There is an old Sanskrit saying that a solitary blemish ruins the brightest garment, and one slip in character cannot be compensated by whatever remains of it. Here is a story from the great Hindu mythology, Ramayana, which proves the point beautifully. There is more to Ravana, the demon king, than his role as Rama''s adversary. Little is recalled of what he was like before his encounter with the epic hero which brought him lasting notoriety.
Interesting sidelights are available in the counter-tellings of Rama''s tale. In some versions Ravana is a tragic anti-hero. In the Jaina account he is an illustrious figure come to grief because of his illicit passion for another''s wife. This infatuation is given a Freudian turn in some other renditions which claim that, unknown to him, Rama''s consort, Sita, whom he had abducted, was Ravana''s own daughter, abandoned at birth. In yet others, the thrust is clearly political where Ravana represents indigenous nationalism resisting an external invasion from the North.
But all agree that Ravana was not an out and out demon. The sage Vishrava, Brahma''s grandson was Ravana''s father, and Kaikesi, the princess and daughter of the demon chief Sumali, was his mother. Vishrava''s son from another marriage, Kuber, was rewarded with the divine status as the custodian of godly wealth and was also given the golden city of Sri Lanka whose demon builders were driven out by the gods.
Upset and seeking for revenge, the demon chief asked his daughter Kaikesi to approach Vishrava and request him to bless her with a son who would defeat Kuber. This she did, and four children were duly born from her union with the sage: Ravana, his two brothers, Kumbhakarna and Vibhishana, and a sister Shoorpanakha (the one with sharp fingernails). Shoorpa is sharp, and nakha means nails in Sanskrit. Ravana was born with ten heads which, besides being accounted for his demon genes, signifies also absolute pride, greed, and never-ending want. The enormity of his ego was such as to require ten heads to accommodate it. In keeping with his paternity, he was also profoundly learned and well-versed in the Scriptures. Urged by his mother''s father, he ejected his half-brother, Kuber, from Lanka.
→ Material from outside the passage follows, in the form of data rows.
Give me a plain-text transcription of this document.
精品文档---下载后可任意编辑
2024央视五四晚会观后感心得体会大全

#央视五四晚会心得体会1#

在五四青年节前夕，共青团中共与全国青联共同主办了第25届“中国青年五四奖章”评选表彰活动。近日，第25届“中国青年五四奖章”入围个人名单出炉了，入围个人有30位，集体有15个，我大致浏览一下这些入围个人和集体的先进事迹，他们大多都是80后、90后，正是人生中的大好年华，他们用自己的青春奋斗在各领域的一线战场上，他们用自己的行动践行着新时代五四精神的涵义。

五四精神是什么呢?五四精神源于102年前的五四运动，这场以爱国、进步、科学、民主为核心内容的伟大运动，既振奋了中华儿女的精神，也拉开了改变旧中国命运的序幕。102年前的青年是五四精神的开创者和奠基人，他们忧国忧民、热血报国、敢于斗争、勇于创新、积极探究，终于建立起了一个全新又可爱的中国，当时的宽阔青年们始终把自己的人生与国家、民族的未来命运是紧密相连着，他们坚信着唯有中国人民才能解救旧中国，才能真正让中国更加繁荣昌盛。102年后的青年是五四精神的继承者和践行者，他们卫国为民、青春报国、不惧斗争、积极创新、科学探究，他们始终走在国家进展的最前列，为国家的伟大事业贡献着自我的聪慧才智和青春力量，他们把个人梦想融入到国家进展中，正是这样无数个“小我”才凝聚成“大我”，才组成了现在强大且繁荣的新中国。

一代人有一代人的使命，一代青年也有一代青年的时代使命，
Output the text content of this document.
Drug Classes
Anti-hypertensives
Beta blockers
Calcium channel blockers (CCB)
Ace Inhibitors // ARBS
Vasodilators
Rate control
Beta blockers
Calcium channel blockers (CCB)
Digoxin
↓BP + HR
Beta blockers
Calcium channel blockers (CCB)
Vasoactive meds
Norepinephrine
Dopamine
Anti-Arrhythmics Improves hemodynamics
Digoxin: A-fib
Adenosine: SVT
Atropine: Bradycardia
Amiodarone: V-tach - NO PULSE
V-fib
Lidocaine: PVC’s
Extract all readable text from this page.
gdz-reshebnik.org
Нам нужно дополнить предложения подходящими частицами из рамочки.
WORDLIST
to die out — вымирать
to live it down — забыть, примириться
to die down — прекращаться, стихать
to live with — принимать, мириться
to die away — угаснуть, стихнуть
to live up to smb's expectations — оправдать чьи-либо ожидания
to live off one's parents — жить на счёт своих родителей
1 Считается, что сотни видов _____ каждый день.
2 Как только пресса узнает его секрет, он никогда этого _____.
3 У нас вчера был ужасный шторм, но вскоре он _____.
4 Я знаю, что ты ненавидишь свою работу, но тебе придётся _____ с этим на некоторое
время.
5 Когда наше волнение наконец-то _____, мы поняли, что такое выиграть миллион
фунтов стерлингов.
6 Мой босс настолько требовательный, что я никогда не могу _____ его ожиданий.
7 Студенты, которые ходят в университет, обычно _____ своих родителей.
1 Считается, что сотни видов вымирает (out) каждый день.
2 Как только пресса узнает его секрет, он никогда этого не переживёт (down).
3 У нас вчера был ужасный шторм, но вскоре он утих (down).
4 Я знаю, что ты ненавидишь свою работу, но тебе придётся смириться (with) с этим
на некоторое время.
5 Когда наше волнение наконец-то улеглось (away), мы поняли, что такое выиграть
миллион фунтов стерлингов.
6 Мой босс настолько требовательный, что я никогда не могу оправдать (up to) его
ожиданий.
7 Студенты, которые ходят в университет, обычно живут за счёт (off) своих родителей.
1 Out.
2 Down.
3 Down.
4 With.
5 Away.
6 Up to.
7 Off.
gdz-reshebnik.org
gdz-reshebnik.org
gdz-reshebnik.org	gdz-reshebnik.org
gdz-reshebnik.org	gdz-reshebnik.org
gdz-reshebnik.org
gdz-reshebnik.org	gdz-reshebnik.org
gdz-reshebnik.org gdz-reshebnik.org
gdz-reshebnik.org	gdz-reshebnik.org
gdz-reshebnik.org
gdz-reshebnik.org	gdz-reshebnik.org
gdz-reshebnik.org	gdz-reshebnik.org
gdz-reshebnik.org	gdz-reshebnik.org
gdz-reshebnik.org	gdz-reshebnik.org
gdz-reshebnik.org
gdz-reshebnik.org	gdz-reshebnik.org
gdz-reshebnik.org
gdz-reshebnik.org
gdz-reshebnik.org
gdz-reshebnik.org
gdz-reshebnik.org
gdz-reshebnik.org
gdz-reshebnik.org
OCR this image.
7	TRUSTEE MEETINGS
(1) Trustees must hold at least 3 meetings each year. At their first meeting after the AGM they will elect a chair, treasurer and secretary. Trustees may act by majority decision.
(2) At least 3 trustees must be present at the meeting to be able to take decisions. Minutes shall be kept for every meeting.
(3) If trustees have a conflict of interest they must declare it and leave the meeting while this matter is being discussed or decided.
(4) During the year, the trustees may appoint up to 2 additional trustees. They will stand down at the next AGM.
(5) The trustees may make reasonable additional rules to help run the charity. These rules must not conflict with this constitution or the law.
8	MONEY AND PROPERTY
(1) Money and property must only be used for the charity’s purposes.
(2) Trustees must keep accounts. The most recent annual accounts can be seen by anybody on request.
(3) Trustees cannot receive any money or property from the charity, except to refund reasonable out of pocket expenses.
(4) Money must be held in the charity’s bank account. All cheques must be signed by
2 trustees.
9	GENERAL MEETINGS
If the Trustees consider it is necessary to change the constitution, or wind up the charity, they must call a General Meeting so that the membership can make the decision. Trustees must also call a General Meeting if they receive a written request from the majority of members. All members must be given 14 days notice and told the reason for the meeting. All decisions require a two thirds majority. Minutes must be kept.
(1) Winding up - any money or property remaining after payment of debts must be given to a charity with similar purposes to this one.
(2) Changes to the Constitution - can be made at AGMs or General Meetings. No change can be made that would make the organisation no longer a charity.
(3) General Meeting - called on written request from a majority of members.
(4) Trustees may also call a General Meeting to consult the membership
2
As a ruler Ravana was wise and just and he had achieved eminence as a musician, painter and poet, composing the hymn Shiva Tandava Stotra (the divine Law of the dance of Destruction) which is considered a classic to this day. Both the fourth and fifth quatrains of his hymn conclude with lists of Shiva''s epithets as destroyer, even the destroyer of death itself. Alliteration and onomatopoeia create rolling waves of resounding beauty in this example of Hindu devotional poetry.
It is said that when he tired of rampaging across the earth, Ravana returned to Lord Shiva to request moksha, release from the bondage of endless rebirth. Shiva replied that he had granted Ravana the boon of indestructibility, and that Ravana must instead seek moksha from Lord Vishnu. In this version of Ravana''s story, his battle with Rama can be interpreted as a pretext to attain death, and through death, liberation. Ravana''s poignant cry in the final quatrain of poetry - "When will I be happy?" is echoed by modern man in his quest for earthly fulfillment and ultimate liberation from its bondage.